Top Ten Tuesday is hosted at The Broke and The Bookish.
Sometimes the Risk Payed Off…
1. The Stand by Stephen King. I’m a pretty big fan of SK now, but a couple of years ago I avoided his books like the plague. (ha, get it? A book about the plague wiping out humanity…?) A couple of good friends on Goodreads managed to convince me I was missing out, and this is the first of his books I picked up. Turns out they were right!
2. The First Man in Rome by Colleen McCullough. I have always liked historical fiction, but this one is the first of a series of ridiculously long books that come equipped with huge glossaries. Since they skirt the line between non-fiction and fiction, I assumed they would be dry. Once again, a Goodreads friend told me I was wrong – once again, she was right. The story is in-depth and fascinating, and one of my absolute favorite books of all time.
3. The Godfather by Mario Puzo. I watched the movies when they were marathoning on TV during a holiday break and loved them so I figured – why not? As usual: the book was even better.
4. Dead Until Dark by Charlaine Harris. I read this years ago, and (if I remember correctly) it was the first adult paranormal I picked up. Needless to say, I loved it! It is now one of my favorite genres.

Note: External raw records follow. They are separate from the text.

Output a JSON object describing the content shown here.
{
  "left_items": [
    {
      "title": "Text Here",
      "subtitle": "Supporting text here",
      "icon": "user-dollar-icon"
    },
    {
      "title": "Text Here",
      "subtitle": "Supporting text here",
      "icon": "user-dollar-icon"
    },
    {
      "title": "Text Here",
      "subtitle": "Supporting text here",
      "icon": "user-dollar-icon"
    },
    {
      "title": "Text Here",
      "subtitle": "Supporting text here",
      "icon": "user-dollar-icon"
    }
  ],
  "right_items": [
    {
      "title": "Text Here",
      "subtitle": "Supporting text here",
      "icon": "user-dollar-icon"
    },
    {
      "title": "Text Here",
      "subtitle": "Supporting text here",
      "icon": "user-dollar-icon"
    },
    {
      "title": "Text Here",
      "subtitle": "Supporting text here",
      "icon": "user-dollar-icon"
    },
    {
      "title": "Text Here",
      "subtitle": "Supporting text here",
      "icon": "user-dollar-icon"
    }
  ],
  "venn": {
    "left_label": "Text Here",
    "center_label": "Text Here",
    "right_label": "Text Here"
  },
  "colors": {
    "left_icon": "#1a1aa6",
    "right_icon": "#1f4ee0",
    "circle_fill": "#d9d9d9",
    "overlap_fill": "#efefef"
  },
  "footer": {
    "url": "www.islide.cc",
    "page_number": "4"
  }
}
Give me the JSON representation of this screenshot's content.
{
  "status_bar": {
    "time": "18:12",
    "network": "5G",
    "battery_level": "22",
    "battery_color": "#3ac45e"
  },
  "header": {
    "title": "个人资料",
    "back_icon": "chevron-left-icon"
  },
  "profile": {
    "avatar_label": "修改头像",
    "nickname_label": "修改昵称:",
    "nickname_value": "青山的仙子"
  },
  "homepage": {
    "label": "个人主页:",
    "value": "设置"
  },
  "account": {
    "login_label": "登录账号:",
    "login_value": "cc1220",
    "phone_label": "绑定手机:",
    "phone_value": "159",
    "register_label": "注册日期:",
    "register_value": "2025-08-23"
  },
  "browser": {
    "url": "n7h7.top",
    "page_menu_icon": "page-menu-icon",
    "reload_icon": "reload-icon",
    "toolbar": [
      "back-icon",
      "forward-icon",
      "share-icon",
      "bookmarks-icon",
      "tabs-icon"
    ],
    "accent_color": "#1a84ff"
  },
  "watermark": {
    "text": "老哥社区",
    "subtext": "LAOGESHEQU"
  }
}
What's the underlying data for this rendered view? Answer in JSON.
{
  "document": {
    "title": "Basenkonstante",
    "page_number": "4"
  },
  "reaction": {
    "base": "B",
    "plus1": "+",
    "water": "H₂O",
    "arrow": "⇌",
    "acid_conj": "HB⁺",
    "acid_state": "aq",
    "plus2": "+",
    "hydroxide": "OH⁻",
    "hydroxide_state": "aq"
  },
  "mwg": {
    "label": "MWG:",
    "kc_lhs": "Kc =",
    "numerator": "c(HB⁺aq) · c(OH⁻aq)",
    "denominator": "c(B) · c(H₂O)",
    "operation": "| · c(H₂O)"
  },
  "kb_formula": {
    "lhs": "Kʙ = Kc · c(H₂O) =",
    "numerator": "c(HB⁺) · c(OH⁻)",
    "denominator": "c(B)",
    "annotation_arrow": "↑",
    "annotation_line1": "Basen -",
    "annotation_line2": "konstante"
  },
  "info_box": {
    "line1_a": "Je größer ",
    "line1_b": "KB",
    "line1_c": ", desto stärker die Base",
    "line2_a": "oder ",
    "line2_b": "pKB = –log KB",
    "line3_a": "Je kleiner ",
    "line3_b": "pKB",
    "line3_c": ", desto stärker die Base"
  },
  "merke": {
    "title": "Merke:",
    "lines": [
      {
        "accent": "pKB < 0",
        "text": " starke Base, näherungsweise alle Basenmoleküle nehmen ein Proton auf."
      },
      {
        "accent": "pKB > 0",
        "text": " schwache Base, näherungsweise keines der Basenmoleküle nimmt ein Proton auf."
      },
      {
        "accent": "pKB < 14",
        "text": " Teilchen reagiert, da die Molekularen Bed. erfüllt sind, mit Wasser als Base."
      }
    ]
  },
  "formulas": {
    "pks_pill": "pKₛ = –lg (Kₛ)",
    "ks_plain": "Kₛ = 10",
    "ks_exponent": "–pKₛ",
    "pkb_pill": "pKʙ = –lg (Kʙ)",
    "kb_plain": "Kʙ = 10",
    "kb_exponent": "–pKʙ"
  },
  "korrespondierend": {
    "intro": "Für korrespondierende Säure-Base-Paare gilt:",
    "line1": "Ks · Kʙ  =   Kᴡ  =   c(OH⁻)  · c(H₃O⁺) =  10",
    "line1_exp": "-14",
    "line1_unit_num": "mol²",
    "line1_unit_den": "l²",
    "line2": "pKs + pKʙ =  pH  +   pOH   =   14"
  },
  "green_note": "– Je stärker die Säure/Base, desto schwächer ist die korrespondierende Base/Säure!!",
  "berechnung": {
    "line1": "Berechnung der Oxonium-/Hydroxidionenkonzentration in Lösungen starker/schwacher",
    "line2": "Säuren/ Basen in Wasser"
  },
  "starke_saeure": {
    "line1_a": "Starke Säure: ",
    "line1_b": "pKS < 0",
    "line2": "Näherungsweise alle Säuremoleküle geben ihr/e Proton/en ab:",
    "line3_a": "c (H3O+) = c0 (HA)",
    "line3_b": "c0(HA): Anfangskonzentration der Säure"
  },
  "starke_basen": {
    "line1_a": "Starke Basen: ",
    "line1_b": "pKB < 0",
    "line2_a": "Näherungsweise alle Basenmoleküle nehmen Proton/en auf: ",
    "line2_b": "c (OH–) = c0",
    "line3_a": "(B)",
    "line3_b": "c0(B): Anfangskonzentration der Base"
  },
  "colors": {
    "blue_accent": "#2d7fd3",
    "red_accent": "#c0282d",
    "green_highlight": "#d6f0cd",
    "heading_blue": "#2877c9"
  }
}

5. Harry Potter and the Sorcerer’s Stone by J.K. Rowling. It’s true. When the books were first released, I wasn’t interested. (Of course, I think I was around 12 at the time.) My mom bought the two that were released and I let them sit around until the third was out before I finally picked them up. I fell in love and never looked back.
Sometimes It Didn’t…
6. The Game of Thrones by George R.R. Martin. To be fair, I already loved adult fantasy when I picked this up. But, by the time I finished it, I basically thought the story was just completely weird and bizarre. I’m pretty much the only person I know that feels that way, but I still can’t be convinced to try again.
7. The Shipping News by Annie Proulx. The author is best known for publishing Brokeback Mountain, but this one is on the 1001 Books to Read Before You Die list so it is the one I read. Ugh. Probably the most incredibly boring story I’ve ever finished.
8. Atonement by Ian McEwan. I read this when it was first published because it was sitting on a “critically acclaimed” shelf at the bookstore. I’m not impressed with a lot of literary fiction and this one was absolutely no exception. Did absolutely nothing for me. (I also found the movie incredibly uninteresting.)
9. Wicked by Gregory Maguire. I tried to read this more than once – never got even close to finishing before giving up.
10. City of Bones by Cassandra Clare. Obviously young adult fantasy is not out of my comfort zone, but I refused to read this for ages because I hate the thought of jumping on a bandwagon just because a series is outrageously popular (Harry Potter being the exception, I don’t even remember how popular it was when I started reading the books). Once I finally gave in and read it, I wished I’d just stuck to my guns.